Телефонный звонок разбудил его. Опрокинув пустую бутылку, он схватил трубку и услышал:
— Счастливого Рождества тебе! Ты исчез — решила сама позвонить. Не помешала?..
— Нет, как ты можешь помешать, — пробормотал он. — Где ты?
— Дома, на севере. Бабушке плохо.
— А не от любовника ли звонишь?.. — спросил он с подозрением: может, еще потешаться вздумала из чужой постели? — И услышал:
— Нету никакого любовника.
Этого он не ожидал и выдавил неуверенно:
— Как это?.. Был же?..
— Нету, пропал.
— Серьезно? — переспросил он с надеждой.
— Серьезно. Он обиделся, когда узнал, что у меня есть ты, и сказал, что такого тройного союза не потерпит. И всё, разрыв. Радуйся — я пожертвовала им ради тебя. Ты доволен?
Он молчал.
— Ну и вот, — продолжала она. — Я много думала в эти дни и хочу сказать, что, если хочешь, пусть всё будет как раньше. Если ты этого, конечно, еще хочешь… Давай еще раз попробуем. Мы не раз ссорились, а потом всегда бывало еще лучше, правда?..

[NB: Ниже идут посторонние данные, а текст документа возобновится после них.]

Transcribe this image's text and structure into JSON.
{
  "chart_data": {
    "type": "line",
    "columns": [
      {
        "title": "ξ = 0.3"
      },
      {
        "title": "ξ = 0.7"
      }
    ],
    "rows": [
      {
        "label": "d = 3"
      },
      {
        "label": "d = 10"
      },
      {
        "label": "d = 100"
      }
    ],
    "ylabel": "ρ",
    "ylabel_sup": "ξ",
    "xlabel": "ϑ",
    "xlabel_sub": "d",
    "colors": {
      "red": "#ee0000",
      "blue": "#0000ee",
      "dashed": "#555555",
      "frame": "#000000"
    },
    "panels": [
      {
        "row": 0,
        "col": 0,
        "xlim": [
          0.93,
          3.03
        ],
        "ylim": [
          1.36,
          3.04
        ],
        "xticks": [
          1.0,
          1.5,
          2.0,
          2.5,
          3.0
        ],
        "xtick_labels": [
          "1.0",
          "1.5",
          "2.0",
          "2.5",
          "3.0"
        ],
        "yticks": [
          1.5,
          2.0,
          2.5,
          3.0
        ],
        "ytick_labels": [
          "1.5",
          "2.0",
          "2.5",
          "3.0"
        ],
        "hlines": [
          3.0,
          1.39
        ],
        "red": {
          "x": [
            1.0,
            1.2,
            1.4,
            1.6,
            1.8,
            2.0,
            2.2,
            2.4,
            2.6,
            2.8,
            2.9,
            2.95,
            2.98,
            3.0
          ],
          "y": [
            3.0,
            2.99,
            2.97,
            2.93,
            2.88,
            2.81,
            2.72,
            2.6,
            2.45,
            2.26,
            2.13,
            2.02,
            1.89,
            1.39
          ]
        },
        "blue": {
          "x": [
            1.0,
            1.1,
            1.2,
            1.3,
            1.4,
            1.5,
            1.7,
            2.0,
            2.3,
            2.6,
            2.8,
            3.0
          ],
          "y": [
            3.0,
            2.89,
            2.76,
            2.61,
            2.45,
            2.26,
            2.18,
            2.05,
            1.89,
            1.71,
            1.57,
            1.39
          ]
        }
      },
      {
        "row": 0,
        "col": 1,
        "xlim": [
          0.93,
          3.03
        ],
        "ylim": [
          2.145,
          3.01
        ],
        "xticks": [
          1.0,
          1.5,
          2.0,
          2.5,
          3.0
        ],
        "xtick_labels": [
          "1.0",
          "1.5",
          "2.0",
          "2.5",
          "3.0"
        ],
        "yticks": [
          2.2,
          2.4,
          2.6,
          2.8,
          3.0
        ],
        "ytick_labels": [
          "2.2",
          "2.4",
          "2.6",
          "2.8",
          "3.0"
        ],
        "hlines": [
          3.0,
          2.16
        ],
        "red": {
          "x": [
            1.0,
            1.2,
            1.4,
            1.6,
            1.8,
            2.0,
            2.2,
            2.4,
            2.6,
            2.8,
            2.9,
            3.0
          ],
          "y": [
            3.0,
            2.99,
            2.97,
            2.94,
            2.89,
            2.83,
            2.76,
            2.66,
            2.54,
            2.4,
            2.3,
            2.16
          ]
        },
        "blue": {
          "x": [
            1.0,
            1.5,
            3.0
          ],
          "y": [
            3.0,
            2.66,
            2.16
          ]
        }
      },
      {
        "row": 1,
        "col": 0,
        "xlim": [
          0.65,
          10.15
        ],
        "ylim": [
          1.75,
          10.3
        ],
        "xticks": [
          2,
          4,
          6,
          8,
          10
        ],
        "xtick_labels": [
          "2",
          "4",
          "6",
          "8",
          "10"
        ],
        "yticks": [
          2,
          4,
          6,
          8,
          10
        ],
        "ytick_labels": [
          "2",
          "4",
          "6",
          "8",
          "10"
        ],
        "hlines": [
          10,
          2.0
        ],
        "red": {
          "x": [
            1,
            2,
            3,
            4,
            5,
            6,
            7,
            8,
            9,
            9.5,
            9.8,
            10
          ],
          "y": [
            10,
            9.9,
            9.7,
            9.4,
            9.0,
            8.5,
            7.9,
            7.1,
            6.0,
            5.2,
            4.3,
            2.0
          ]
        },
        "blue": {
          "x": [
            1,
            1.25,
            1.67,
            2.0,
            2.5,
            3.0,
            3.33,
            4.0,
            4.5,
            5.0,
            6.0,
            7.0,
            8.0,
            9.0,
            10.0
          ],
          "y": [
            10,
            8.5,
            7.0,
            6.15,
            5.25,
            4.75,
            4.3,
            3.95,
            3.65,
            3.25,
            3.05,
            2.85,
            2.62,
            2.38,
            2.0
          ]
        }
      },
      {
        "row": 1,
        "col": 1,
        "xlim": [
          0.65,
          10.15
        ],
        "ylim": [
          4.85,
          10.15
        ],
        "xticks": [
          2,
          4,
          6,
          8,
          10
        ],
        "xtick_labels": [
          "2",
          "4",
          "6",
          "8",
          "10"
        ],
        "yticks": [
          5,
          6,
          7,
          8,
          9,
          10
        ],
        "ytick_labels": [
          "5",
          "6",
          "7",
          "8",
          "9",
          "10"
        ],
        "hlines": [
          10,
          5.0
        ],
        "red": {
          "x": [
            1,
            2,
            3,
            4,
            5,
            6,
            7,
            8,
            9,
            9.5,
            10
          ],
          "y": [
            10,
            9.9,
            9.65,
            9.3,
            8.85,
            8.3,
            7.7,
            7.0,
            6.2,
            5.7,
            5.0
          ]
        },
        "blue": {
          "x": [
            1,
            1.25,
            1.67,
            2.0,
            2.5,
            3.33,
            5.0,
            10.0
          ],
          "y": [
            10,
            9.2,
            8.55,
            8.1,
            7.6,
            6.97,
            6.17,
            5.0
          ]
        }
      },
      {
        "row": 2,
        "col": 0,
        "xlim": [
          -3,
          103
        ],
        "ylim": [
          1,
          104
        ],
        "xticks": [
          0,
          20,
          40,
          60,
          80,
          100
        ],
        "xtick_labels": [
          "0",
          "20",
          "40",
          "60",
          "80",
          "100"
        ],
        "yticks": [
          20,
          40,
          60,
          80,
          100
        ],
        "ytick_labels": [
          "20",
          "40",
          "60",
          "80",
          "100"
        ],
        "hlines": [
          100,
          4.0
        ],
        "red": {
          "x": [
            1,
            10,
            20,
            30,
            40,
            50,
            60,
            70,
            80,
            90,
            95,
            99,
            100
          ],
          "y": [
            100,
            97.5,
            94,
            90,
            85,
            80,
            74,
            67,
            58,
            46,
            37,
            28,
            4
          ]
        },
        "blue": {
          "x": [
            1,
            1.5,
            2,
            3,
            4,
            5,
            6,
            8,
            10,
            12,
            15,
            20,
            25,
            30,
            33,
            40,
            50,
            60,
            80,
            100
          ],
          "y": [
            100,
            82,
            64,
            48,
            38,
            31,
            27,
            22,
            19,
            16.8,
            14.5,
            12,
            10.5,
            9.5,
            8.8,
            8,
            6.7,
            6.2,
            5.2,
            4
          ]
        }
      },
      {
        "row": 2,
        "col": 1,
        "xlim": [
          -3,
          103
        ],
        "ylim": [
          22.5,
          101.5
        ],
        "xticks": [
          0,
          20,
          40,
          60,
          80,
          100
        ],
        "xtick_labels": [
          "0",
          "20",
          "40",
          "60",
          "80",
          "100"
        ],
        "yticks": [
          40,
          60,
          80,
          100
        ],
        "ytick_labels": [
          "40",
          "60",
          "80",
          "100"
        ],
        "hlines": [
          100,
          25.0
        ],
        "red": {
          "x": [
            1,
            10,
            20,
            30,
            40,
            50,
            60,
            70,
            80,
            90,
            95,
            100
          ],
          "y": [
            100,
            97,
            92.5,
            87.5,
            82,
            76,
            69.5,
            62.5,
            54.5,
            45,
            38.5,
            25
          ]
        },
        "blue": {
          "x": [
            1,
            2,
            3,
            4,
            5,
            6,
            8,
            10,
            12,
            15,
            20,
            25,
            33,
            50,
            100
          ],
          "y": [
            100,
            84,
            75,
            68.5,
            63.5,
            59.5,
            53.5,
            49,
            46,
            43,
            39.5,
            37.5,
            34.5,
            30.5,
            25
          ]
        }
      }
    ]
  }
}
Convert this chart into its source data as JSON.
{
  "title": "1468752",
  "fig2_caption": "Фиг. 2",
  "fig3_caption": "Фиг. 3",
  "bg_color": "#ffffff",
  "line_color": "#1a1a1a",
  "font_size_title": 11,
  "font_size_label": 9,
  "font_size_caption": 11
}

После этих слов он уже мало соображал, о чем говорилось дальше. Она его любит!.. И хочет, чтобы всё было как прежде, как раньше!.. Конечно, что может быть лучше этого?! И как может быть иначе?!
Камень свалился с души, дал дорогу радости. И от этого буйного ликования, от желания сделать ей приятное, от головокружительного восторга — ведь если любишь, то хочешь, чтобы любимый человек был счастлив! — он торжественно объявил:
— Ты знаешь, я тоже много думал и пришел к выводу, что ничего никому запретить нельзя. И не надо. Если ты пожертвовала ради меня кем-то или чем-то, то и я пожертвую своей ревностью: делай что угодно. Если ты, к примеру, хочешь с кем-нибудь встречаться и даже спать — хоть с чертом-дьяволом! — то и встречайся, и спи, если это тебе надо. Нужны тебе игрушки — пожалуйста, оставь их себе, мне до них дела нет!.. Наши отношения теперь будут другие… демократические: я о твоих делах знать не знаю, ты о моих слышать не желаешь…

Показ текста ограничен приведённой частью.